I found three large lights for $100. Later in Ireland, I got a few more of those Amazon LED fog lights (5” diameter). Link My Amazon Fog lights
(These lights look like an even better deal for 10 lights, An even better deal
Originally, I also had two 4″ fog (diffuse lens) facing forward. But they turned out to be only marginally effective. Also, during the same trip, I had to anchor just off the channel in Northern Ireland. I left the spreader lights on for increased visibility and I turned the forward fog lights down to illuminate the hull (they only consume 4.5 amps/hr). I then realized they illuminated the anchor chain well as I was hauling anchor. So I left that way ever since.

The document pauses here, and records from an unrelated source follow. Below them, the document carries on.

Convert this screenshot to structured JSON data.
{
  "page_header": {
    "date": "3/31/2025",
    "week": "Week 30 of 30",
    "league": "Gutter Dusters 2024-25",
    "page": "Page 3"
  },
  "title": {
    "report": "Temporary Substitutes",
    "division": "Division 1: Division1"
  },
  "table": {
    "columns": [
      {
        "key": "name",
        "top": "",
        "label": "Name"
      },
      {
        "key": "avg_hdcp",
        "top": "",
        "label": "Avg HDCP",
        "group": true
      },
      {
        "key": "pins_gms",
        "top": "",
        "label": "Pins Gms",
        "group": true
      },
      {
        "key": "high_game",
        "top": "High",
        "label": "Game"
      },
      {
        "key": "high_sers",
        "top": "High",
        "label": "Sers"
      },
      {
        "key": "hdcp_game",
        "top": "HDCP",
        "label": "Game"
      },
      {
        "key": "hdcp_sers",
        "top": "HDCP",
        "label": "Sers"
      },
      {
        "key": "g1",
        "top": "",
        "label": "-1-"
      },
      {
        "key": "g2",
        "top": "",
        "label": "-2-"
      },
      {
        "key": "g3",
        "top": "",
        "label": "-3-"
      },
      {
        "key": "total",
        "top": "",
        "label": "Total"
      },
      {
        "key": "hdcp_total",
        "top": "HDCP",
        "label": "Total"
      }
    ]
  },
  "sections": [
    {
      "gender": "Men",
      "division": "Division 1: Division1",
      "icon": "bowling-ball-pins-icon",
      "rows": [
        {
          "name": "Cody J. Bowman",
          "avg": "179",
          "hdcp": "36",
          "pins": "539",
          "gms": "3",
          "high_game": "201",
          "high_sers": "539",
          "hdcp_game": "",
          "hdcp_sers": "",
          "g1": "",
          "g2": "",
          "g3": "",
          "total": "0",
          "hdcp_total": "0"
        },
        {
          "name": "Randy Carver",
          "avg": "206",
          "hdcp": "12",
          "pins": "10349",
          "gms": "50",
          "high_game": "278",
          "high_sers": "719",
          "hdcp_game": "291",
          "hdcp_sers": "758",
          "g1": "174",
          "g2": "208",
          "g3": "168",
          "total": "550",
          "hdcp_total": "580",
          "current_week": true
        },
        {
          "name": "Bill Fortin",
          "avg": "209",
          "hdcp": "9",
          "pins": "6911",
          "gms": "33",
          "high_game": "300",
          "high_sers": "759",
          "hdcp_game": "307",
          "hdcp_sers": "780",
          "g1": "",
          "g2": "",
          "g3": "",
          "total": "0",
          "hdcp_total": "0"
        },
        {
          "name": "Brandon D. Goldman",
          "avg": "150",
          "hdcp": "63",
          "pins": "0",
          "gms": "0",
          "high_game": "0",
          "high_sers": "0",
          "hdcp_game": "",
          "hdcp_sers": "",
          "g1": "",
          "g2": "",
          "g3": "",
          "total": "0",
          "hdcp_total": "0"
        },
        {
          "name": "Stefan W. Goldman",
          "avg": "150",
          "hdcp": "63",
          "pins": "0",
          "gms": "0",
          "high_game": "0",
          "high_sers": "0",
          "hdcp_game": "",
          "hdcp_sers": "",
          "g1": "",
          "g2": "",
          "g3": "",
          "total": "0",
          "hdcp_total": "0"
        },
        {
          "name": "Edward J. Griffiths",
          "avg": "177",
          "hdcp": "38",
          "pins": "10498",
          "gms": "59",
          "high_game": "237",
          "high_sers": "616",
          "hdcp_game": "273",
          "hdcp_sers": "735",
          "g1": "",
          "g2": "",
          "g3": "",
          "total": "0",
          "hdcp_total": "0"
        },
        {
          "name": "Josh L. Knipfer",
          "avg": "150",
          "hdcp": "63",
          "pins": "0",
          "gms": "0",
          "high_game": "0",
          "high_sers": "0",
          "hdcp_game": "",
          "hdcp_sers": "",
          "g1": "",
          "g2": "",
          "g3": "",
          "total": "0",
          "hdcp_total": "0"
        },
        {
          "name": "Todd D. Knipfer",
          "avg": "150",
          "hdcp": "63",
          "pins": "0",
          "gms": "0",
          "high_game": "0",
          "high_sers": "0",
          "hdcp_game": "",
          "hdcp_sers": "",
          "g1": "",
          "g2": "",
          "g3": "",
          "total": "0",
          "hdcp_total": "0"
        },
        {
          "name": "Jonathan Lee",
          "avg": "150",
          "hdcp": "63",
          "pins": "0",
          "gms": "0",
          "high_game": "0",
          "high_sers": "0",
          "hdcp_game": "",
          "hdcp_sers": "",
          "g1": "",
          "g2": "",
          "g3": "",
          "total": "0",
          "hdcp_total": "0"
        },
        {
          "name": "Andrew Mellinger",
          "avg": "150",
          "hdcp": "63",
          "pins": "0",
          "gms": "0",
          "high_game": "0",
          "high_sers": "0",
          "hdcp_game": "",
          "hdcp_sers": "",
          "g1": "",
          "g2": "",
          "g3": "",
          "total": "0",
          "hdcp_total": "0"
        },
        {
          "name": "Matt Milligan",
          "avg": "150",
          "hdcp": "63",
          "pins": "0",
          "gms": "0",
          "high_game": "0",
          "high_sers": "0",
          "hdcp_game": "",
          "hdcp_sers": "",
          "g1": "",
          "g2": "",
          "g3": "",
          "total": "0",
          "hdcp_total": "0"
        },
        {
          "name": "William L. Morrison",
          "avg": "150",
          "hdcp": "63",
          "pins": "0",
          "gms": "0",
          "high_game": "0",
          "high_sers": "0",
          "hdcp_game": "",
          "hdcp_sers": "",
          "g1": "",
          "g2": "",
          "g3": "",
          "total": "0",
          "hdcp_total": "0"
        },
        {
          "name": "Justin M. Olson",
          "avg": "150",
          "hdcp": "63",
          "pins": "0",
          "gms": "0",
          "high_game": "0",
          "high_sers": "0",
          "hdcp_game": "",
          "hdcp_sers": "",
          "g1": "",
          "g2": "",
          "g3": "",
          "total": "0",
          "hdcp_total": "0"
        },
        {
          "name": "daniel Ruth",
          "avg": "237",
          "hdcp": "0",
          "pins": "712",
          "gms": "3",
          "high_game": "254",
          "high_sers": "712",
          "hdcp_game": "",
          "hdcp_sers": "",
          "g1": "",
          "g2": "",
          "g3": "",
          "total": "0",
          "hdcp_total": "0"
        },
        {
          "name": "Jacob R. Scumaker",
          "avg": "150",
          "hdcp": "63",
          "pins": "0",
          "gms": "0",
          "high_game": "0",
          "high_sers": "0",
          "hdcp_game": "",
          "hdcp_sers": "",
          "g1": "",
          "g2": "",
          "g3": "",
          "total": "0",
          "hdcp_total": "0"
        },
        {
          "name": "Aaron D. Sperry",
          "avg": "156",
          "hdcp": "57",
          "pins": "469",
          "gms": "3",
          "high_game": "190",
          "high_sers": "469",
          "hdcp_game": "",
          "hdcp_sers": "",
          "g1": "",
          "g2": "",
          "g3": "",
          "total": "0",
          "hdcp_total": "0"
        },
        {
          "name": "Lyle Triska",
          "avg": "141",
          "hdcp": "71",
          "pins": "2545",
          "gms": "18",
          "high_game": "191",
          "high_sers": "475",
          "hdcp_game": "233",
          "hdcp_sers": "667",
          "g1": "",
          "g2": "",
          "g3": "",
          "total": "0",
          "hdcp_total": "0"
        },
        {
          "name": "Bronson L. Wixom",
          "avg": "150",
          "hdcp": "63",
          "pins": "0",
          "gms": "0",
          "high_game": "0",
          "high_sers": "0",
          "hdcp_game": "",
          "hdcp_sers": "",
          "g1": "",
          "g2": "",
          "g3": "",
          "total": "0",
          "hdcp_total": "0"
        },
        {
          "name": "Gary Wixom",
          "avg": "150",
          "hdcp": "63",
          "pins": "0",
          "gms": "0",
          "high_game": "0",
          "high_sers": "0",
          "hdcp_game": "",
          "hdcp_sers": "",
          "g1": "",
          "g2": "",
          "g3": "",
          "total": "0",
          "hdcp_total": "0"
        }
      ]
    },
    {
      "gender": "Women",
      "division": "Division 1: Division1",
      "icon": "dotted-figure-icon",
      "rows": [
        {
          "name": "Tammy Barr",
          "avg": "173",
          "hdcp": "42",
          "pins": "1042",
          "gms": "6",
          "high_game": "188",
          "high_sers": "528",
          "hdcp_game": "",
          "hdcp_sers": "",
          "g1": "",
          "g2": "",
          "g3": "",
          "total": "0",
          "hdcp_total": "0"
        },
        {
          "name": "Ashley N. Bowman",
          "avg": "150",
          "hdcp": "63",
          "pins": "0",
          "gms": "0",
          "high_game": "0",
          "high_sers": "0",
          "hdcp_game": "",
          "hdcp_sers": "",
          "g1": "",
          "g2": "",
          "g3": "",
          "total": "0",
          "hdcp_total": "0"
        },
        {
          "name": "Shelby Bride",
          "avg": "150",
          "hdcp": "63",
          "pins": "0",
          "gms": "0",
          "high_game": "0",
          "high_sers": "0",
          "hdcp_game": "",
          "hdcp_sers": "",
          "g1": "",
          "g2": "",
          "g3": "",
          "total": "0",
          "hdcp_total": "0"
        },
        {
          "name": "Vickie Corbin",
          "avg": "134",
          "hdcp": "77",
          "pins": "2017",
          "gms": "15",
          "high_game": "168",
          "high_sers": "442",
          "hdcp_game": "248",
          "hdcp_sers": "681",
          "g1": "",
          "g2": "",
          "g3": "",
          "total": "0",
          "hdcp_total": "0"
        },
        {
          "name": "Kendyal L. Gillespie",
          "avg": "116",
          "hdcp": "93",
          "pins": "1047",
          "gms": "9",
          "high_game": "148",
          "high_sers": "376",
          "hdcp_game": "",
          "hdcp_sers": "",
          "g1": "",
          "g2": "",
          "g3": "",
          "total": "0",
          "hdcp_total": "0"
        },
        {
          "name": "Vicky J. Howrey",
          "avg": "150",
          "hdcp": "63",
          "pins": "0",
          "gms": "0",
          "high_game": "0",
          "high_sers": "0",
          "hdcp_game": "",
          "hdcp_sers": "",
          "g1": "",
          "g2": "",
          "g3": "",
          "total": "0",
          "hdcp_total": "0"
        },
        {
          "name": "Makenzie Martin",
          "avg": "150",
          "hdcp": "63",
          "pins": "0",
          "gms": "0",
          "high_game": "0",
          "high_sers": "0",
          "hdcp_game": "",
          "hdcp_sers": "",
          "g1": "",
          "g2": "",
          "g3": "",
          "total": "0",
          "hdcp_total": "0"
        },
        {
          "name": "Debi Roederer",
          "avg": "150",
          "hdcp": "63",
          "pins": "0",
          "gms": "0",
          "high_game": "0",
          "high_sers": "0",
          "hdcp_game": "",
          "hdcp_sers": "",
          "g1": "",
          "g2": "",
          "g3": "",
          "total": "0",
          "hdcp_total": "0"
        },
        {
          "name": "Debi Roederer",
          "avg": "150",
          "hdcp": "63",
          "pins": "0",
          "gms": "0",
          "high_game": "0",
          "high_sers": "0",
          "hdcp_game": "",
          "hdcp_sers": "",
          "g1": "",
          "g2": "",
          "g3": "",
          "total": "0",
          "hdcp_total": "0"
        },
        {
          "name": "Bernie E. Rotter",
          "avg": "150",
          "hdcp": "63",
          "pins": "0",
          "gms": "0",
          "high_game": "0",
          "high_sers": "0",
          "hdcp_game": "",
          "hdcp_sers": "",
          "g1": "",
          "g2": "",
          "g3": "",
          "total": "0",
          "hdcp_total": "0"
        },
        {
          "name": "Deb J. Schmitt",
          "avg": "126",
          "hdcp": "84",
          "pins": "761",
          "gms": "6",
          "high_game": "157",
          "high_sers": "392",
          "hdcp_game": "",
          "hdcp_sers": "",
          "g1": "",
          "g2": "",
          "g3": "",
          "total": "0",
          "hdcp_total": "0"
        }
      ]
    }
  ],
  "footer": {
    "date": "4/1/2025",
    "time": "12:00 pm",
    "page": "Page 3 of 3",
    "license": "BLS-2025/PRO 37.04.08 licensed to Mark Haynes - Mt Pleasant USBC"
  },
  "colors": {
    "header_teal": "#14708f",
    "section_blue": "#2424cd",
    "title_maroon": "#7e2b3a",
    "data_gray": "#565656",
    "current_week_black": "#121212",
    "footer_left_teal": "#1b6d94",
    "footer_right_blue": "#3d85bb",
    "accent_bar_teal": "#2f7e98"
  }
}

All these lights are made for vehicles and thus are waterproof, but the weak point are the brackets. They are mild steel and rust quickly. So, one of my winter projects was to replace those brackets with stainless steel.
I realized Vietnam does so much in stainless steel. Every household has numerous items made from stainless steel: kitchen racks, shelves, shoe and coat stands, etc. Therefore, this was the place to have it done.
Ideally, aluminum would be better, since the housing of the lights is aluminum, but that’s more expensive and the Vietnam market couldn’t sustain it. For the same reason, the stainless steel is to specification 304, not the more salt-water corrosion resistant, 316.

The language barrier can also be formidable. In my neighborhood, virtually no one speaks English. The stainless shop I found last year did not. But that means the translator, must understand the concepts that are being translated and understand my diagram I drew for the two types of brackets and the frame I wanted made. Trinh was up to the task and two days later, we got a call, saying my brackets were ready.
The frame cost $31, each bracket $3.50.
I’ll be back to Dauntless in mid-March, getting her ready to move north later in the spring and southeast Alaska this summer.
If nothing else, I’ll be able to better see in the dark.